Using the given separation of 0.2 mm, convert it to meters:
Separation (d) = 0.2 mm = 0.2 * (0.001 m) = 0.0002 m

Now, we can calculate the capacitance:
C = (8.85 x 10^-12 F/m) * (0.05 m²/0.0002 m) = 2.21 x 10^-8 F

2. Energy (E):
Given that the capacitor is connected to a 120V supply, we can now calculate the energy stored in the capacitor:
E = 1/2 * (2.21 x 10^-8 F) * (120 V)^2 = 0.159 J (joules)

To calculate the electric flux density (D) and the potential gradient (E field), we can use the formulas:

D = Q/A
E = V/d

where Q is the charge, A is the area, V is the voltage, and d is the separation between the plates.

The charge (Q) stored in a capacitor can be calculated using the formula:
Q = C * V
where C is the capacitance and V is the voltage.

1. Electric Flux Density (D):
D = Q/A

Calculate the charge:
Q = (2.21 x 10^-8 F) * (120 V) = 2.652 x 10^-6 C (coulombs)

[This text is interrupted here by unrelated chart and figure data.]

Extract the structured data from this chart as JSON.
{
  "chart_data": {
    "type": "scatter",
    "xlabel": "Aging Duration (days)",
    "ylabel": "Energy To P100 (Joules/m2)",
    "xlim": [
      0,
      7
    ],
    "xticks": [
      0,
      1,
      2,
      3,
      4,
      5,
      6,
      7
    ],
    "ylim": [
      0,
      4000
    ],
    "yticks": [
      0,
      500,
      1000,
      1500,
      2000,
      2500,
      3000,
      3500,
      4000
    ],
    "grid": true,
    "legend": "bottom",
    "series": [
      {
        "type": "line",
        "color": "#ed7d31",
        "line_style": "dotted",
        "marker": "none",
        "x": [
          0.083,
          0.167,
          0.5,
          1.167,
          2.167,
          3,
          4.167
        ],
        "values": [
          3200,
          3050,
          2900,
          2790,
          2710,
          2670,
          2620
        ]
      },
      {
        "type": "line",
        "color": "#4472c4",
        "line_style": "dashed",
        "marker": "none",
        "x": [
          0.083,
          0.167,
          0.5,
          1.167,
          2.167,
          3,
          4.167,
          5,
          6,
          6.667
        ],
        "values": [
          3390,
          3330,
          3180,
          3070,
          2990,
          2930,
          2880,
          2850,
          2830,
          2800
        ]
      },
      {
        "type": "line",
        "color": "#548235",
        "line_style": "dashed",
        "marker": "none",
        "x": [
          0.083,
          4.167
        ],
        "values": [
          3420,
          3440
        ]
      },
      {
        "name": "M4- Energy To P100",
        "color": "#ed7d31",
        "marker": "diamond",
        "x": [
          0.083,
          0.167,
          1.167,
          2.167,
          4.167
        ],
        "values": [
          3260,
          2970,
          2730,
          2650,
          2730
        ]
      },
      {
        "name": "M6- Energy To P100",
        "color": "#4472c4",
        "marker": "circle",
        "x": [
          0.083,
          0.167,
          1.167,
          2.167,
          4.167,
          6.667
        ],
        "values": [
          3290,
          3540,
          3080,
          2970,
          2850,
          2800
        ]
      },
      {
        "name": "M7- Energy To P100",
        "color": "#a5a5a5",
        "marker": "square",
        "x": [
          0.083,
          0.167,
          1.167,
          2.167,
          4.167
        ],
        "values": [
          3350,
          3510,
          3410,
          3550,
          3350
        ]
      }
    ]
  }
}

D = (2.652 x 10^-6 C) / (0.05 m²) = 5.304 x 10^-5 C/m²

2. Potential Gradient (E field):
E = V/d

E = (120 V) / (0.0002 m) = 6 x 10^5 V/m (volts per meter)

So, the answers are:
(1) The energy stored in the capacitor is 0.159 J (joules).
(2) The electric flux density is 5.304 x 10^-5 C/m² and the potential gradient (E field) is 6 x 10^5 V/m.